How to Sign Email with DKIM Signature in G-Lock EasyMail7
Authentication helps legitimate senders prove that their email isn’t forged, and can help receiving servers like ISPs and corporate email servers control inbound spam. There are a variety of authentication methods: SPF, SenderID, DomainKeys, and DKIM. SPF and SenderID allow a domain owner to add a file or record on the server that the recipient server cross-checks. These are easy to implement, but some suggest they aren’t as secure. DKIM and DomainKeys embed information within the email, making it harder to forge. The DKIM record allows to digitally “sign” your emails for your domain. You can learn more about DKIM here
Starting from the version 7.7 EasyMail7 allows you to add a DKIM signature to your emails.
Follow the steps below to sign email with DKIM signature in EasyMail7:
Step 1. Make key-pair certificate.
First of all, you need to generate a certificate which contains public key/private key. You can use MakeCert.exe (.NET Framework Tools) to generate the certificate.
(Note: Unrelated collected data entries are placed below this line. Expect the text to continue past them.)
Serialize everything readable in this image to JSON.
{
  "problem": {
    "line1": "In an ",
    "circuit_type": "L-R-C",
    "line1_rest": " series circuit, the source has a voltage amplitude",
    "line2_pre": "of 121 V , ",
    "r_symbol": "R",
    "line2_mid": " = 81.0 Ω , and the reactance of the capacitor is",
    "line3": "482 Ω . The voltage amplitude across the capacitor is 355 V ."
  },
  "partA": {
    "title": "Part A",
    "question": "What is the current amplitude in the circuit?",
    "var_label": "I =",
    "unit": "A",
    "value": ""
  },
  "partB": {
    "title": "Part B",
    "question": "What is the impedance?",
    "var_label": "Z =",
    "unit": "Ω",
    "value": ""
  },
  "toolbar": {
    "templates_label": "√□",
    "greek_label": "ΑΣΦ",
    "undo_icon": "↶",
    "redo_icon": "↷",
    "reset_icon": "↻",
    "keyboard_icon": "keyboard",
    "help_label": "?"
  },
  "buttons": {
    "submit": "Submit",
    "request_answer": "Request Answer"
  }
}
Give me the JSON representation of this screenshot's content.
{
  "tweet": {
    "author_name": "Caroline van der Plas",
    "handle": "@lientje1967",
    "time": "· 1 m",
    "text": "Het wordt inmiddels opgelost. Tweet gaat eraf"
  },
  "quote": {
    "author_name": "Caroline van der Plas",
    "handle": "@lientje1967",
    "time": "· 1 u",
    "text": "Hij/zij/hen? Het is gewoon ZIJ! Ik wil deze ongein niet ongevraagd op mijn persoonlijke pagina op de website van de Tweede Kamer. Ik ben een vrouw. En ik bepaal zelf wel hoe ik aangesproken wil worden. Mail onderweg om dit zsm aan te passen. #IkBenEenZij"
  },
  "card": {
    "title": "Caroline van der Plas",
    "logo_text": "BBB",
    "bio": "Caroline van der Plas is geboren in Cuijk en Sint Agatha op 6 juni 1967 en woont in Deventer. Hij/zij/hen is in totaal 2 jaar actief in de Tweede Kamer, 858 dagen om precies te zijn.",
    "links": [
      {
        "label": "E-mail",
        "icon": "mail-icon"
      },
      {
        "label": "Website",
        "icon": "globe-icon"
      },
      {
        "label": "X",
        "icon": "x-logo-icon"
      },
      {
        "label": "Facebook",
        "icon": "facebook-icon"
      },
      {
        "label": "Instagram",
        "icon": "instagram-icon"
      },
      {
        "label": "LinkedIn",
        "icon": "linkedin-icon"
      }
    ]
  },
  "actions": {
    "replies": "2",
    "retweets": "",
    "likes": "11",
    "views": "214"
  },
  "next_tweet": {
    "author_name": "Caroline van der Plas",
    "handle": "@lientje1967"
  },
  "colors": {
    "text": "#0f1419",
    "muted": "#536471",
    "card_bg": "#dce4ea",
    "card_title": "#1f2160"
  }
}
You can download makecert.exe here
If you are on Windows 7 or 8, run Command Prompt as Admin, type the path to the makecert.exe file on the disk and then type
-pe -n "CN=mydomainkeys" -ss my -sr LocalMachine -a sha1 -sky signature -r
Press Enter.
If you are on Windows XP, click on Windows Start -> Run.
Type the path to the makecert.exe file on the disk and then type
-pe -n "CN=mydomainkeys" -ss my -sr LocalMachine -a sha1 -sky signature -r
Example:
C:\Users\Julia\Desktop\My Documents\makecert.exe -pe -n "CN=mydomainkeys" -ss my -sr LocalMachine -a sha1 -sky signature -r
Press Enter.
Now click Windows Start -> Run.
Type MMC and press Enter.
Click on File -> Add/Remove Span-in.
Choose Certificates and click Add.
Select Computer Account -> Local Computer -> Finish.
Click OK.
You must see the certificate under Certificates (Local Computer) -> Personal -> Certificates.
Step 2. Export key-pair certificate.
Now export the certificate with MMC.
Click the right mouse button on the certificate and then click All Tasks -> Export.
During the export choose Yes, export the private key -> Personal Information Exchange.
Type the and confirm the password, type the name for the .pfx file, for example domain.pfx, and finish the export.
Step 3. Configure EasyMail7 to sign email with DKIM signature.
Now open EasyMail7 and login.
Go to Settings -> Email Accounts.
Select an account and click on Edit Account.
Click on DKIM Signature tab.
Check the "Sign email with DKIM Signature" option.
Fill in the fields:
Email sender domain: typically the same domain as the sender of an email.
Domain public key selector: an arbitrary string to identify the matching public key in DNS.
PFX file full path: click "Browse" and choose the .pfx file on the disk.
Important! If the EasyMail7 Client and EasyMail7 Server are installed on different computers, you must place the .pfx file on the Client’s machine.
PFX file password: password you entered during the export of the .pfx file.
Click on the "Generate DNS TXT Record" button.
Add the TXT record with the displayed name and value to your DNS records. Depending on the DNS management service you are using, you may need to add the DNS record name without the domain (example: easymail7._domainkey).
Click OK to save the settings.
After the DNS TXT record is added and verified, EasyMail7 will sign all emails sent from this account with a DKIM signature. To verify it, send a test message to your Gmail or Yahoo email address and view the source of the received message. Look for DKIM-Signature: line in the message header.